A lawsuit filed in March by a South Florida organization, Angels in Distress, urges a Leon County Circuit Court judge to stop state permits that inflict "excruciating death by starvation, thirst, or lack of oxygen" for gopher tortoises.
"I can't even conceive of burying an animal underground and then leaving it just so somebody can make a buck," said founder Steve Rosen of Davie, who owns a cosmetics company. "I want to shut it down completely. This is a go-for-the-throat lawsuit."
A petition filed in January by a Central Florida group, Save Our Big Scrub, and an Alabama group, Wild South, asks the U.S. Fish and Wildlife Service to declare tortoises threatened in Florida and across all of their range in the Southeast. A similar petition was filed by a different conservation group three years ago and is under review.
Although the Florida wildlife agency is poised to change the tortoise listing for the state, a federal listing as threatened can impose more wide-ranging protections, especially when federal lands, operations or environmental rules are involved.
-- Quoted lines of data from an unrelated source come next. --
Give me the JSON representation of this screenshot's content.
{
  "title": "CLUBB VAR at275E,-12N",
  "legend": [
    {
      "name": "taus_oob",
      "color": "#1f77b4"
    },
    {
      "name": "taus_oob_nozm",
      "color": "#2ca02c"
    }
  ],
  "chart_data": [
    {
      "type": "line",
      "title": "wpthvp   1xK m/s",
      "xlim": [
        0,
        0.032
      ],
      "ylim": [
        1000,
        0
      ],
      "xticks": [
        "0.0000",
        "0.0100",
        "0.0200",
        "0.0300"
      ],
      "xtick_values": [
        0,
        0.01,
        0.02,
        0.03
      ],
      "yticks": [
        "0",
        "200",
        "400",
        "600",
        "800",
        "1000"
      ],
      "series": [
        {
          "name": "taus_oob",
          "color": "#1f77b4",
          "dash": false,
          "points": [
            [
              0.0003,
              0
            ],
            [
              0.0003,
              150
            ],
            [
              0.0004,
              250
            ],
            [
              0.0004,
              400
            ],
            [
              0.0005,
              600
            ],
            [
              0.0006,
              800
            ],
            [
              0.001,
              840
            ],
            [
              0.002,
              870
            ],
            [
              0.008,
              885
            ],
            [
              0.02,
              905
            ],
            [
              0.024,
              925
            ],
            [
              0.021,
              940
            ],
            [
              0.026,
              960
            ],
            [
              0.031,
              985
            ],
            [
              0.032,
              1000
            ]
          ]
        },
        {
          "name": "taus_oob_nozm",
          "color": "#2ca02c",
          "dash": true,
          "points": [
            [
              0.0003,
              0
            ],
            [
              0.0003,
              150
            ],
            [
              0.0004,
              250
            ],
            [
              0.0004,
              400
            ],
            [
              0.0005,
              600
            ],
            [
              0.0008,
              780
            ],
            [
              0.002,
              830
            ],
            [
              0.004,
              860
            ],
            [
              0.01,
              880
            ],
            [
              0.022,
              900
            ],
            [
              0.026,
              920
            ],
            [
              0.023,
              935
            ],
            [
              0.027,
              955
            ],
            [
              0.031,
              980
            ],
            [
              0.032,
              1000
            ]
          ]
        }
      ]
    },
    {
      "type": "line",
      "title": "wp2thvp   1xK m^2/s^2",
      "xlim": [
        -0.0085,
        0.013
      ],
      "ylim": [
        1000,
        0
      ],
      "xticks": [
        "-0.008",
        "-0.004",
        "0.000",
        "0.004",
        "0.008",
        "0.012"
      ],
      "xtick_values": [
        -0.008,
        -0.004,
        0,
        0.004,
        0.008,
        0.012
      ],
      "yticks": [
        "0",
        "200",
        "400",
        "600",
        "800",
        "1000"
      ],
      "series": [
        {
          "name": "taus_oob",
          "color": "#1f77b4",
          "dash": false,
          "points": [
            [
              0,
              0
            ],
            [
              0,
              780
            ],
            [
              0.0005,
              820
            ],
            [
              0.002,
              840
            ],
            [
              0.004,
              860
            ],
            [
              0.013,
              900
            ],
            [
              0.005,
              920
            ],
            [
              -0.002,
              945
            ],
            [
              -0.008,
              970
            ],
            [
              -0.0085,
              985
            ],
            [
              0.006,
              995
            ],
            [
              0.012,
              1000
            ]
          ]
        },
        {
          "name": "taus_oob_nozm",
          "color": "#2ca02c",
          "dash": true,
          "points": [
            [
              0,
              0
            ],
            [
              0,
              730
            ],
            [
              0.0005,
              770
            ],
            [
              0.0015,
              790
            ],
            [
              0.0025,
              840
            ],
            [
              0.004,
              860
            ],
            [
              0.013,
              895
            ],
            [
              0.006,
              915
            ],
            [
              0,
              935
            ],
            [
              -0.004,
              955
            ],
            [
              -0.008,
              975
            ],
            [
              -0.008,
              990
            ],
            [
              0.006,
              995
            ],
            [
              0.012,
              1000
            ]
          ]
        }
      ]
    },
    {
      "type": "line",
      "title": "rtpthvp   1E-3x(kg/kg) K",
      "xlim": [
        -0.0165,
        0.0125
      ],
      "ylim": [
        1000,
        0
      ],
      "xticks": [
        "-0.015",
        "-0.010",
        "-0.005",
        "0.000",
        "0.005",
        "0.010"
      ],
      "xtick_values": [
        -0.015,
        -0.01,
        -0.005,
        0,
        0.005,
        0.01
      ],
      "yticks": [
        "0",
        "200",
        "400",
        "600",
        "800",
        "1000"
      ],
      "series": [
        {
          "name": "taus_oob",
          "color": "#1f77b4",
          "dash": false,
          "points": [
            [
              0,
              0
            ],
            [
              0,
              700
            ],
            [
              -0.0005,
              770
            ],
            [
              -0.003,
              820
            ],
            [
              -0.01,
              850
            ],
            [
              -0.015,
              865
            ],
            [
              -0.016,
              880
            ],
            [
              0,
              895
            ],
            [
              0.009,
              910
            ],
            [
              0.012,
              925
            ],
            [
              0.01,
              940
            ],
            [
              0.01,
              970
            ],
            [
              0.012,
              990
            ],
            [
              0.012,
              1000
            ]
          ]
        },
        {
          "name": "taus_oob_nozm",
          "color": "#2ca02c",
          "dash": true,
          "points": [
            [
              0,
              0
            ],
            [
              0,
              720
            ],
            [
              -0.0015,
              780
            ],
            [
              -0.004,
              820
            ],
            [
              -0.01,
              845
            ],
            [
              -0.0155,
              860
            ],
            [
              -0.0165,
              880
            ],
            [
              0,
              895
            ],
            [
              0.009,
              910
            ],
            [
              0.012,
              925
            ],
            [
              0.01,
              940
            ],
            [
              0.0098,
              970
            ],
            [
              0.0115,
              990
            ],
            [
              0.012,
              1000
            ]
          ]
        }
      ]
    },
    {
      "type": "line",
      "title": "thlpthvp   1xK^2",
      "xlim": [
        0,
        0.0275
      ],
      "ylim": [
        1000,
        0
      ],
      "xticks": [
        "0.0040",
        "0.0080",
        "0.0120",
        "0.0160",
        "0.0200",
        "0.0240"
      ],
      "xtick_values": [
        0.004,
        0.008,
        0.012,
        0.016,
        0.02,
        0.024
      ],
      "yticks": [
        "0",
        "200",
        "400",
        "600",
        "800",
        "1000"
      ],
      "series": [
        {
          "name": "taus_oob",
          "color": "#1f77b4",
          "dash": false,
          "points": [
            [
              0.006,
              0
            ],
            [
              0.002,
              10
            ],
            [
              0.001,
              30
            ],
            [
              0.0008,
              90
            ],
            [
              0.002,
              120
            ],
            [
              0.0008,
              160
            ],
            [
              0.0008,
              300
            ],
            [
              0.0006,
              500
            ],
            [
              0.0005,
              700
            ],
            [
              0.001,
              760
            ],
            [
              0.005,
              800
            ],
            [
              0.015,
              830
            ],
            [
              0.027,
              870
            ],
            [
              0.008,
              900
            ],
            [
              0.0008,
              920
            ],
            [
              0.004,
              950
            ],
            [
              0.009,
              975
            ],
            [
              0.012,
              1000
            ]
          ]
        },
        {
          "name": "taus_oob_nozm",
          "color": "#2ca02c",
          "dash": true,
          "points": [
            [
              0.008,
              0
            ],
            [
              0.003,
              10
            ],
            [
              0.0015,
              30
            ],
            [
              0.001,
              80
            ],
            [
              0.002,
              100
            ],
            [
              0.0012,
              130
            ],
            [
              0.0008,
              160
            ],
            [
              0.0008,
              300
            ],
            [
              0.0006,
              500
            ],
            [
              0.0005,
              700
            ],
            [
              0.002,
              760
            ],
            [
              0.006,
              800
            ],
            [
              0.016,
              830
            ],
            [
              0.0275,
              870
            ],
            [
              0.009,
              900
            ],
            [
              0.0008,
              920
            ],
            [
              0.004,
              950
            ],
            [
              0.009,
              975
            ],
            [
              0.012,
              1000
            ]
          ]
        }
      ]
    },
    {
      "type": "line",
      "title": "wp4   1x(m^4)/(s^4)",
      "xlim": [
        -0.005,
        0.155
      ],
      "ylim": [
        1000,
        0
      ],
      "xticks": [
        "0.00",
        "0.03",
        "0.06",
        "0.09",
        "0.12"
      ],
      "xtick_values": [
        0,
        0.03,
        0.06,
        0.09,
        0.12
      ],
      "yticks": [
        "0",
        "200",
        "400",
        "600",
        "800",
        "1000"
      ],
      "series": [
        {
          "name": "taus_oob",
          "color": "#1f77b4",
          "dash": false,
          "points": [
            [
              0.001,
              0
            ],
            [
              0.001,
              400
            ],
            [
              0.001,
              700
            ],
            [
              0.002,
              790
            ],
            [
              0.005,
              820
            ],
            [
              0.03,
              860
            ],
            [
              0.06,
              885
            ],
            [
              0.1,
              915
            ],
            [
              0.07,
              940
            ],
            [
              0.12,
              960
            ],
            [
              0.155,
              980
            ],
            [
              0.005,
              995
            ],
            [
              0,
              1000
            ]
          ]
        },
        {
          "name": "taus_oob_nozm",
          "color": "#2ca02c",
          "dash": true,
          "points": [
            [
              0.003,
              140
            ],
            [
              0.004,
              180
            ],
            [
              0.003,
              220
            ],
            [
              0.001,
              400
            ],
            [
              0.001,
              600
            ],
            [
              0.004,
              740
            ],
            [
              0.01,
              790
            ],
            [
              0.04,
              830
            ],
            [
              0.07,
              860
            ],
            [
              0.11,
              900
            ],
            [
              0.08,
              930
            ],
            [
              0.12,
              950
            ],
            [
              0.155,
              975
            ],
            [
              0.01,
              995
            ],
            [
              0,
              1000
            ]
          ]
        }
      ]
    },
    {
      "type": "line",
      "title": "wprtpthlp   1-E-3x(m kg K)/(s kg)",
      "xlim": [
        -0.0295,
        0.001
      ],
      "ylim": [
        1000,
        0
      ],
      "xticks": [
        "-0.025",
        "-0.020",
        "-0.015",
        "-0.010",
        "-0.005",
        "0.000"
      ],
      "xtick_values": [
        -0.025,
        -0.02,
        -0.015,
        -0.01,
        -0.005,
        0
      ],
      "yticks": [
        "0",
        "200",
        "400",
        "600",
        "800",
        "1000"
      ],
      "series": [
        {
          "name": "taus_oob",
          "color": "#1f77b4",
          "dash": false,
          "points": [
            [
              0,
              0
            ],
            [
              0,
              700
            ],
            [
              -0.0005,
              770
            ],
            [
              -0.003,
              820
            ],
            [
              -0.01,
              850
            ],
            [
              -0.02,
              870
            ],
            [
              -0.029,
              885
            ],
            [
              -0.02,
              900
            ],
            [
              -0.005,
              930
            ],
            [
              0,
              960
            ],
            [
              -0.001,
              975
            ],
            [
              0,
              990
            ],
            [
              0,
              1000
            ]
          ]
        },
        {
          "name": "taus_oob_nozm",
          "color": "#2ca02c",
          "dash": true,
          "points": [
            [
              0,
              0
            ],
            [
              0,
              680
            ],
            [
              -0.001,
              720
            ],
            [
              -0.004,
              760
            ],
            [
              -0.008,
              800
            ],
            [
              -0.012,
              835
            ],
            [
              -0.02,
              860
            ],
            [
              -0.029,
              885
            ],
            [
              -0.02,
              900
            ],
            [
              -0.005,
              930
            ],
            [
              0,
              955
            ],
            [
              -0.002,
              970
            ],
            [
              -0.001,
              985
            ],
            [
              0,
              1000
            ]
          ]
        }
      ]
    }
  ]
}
Robin Lewis, president of Save Our Big Scrub in Salt Springs, said the Florida Fish and Wildlife Conservation Commission is showing signs of regretting its policy of permitting tortoise killings.
"I think they made a big mistake, and I think they know it," he said.
The legal actions, coupled with the Florida wildlife-commission study and the panel's work, have brought renewed fervor to efforts to change the policy. If it takes a year or more to stop permitted tortoise killings, few involved would be surprised.
The primary alternative of moving tortoises to a private or public parcel has been fraught with difficulties.
Ray Ashton of the Ashton Biodiversity Research & Preservation Institute near Gainesville said dropping off tortoises at a conservation tract and driving away is as lethal for the land turtles as crushing them with a bulldozer.
Ashton said much research shows that relocated tortoises must be kept in a penned area for months while they adapt to their new turf. He added that the site also must have a rich and diverse supply of food and be maintained with prescribed fire and other practices that enhance natural lands.
Also to be decided is what to do with tortoises showing signs of the respiratory infection.
Fish and Wildlife Conservation authorities know that some developers will never agree to any tortoise rules. From time to time, the agency discovers bulldozed tracts and tortoises killed without a state permit.
But agency officials also say new rules are needed if tortoises are going to survive Florida's growth.
"Everything is on the table," said Tim Breault, director of habitat and species conservation.